Zinc finger protein SNAI2 is a transcription factor that in humans is encoded by the SNAI2 gene. It promotes the differentiation and migration of certain cells and has roles in initiating gastrulation.

Function 

This gene encodes a member of the Snail superfamily of C2H2-type zinc finger transcription factors. The encoded protein acts as a transcriptional repressor that binds to E-box motifs and is also likely to repress E-cadherin transcription in breast carcinoma. This protein is involved in epithelial-mesenchymal transitions and has antiapoptotic activity. It regulates differentiation and migration of neural crest cells along with other genes (e.g. FOXD3, SOX9 and SOX10, BMPs) in embryonic life. Mutations in this gene may be associated with sporadic cases of neural tube defects.
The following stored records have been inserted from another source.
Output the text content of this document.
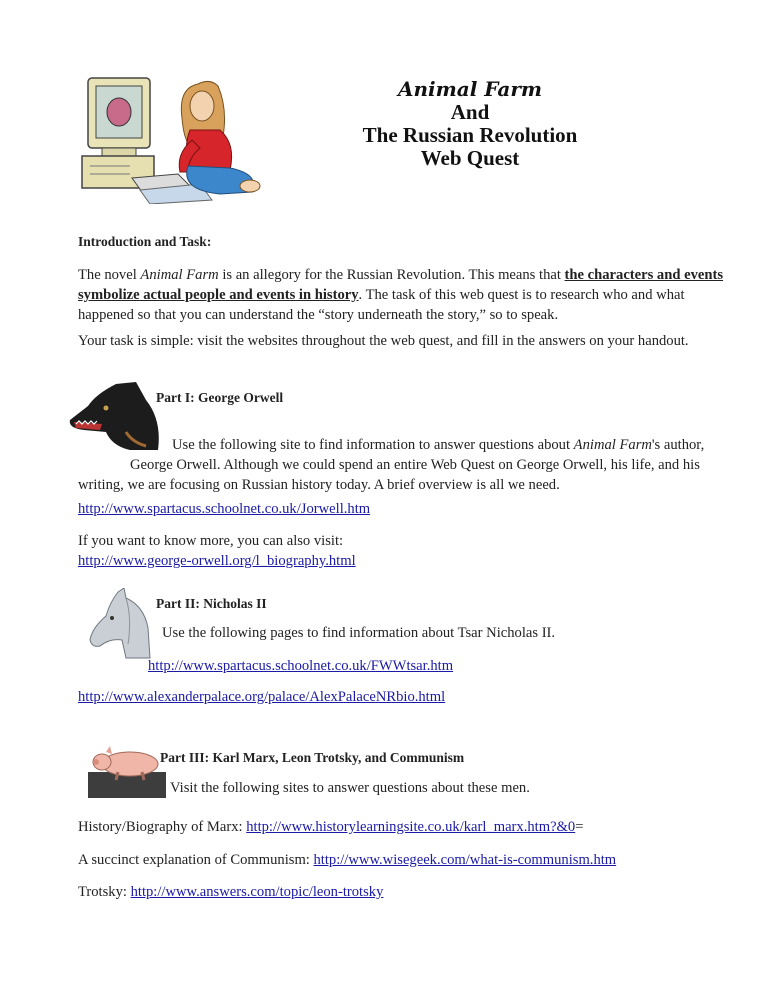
Animal Farm
And
The Russian Revolution
Web Quest

Introduction and Task:

The novel Animal Farm is an allegory for the Russian Revolution. This means that the characters and events
symbolize actual people and events in history. The task of this web quest is to research who and what
happened so that you can understand the “story underneath the story,” so to speak.

Your task is simple: visit the websites throughout the web quest, and fill in the answers on your handout.

Part I: George Orwell

Use the following site to find information to answer questions about Animal Farm's author,

George Orwell. Although we could spend an entire Web Quest on George Orwell, his life, and his

writing, we are focusing on Russian history today. A brief overview is all we need.

http://www.spartacus.schoolnet.co.uk/Jorwell.htm

If you want to know more, you can also visit:

http://www.george-orwell.org/l_biography.html

Part II: Nicholas II

Use the following pages to find information about Tsar Nicholas II.

http://www.spartacus.schoolnet.co.uk/FWWtsar.htm
http://www.alexanderpalace.org/palace/AlexPalaceNRbio.html

Part III: Karl Marx, Leon Trotsky, and Communism

Visit the following sites to answer questions about these men.

History/Biography of Marx: http://www.historylearningsite.co.uk/karl_marx.htm?&0=

A succinct explanation of Communism: http://www.wisegeek.com/what-is-communism.htm

Trotsky: http://www.answers.com/topic/leon-trotsky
SNAI2 downregulates expression of E-cadherin in premigratory neural crest cells; thus, SNAI2 induces tightly bound epithelial cells to break into a loose mesenchymal phenotype, allowing gastrulation of mesoderm in the developing embryo. Structurally similar to anti-apoptotic Ces-1 in C. elegans, SLUG is a negative regulator of productive cell death in the developing embryo and adults.

Clinical significance 
Widely expressed in human tissues, SLUG is most notably absent in peripheral blood leukocytes, adult liver, and both fetal and adult brain tissues. SLUG plays a role in breast carcinoma as well as leukemia by downregulation of E-cadherin, which supports mesenchymal phenotype by shifting expression from a Type I to Type II cadherin profile. Maintenance of mesenchymal phenotype enables metastasis of tumor cells, though SLUG is expressed in carcinomas regardless to invasiveness. A knockout model using chick embryos has also showed inhibition of mesodermal and neural crest delamination; chick embryo Slug gain of function appears to increase neural crest production. Mutations in Slug are associated with loss of pregnancy during gastrulation in some animals.

Interactions 
BMPs precede expression of SLUG, and are suspected as the immediate upstream inducers of gene expression.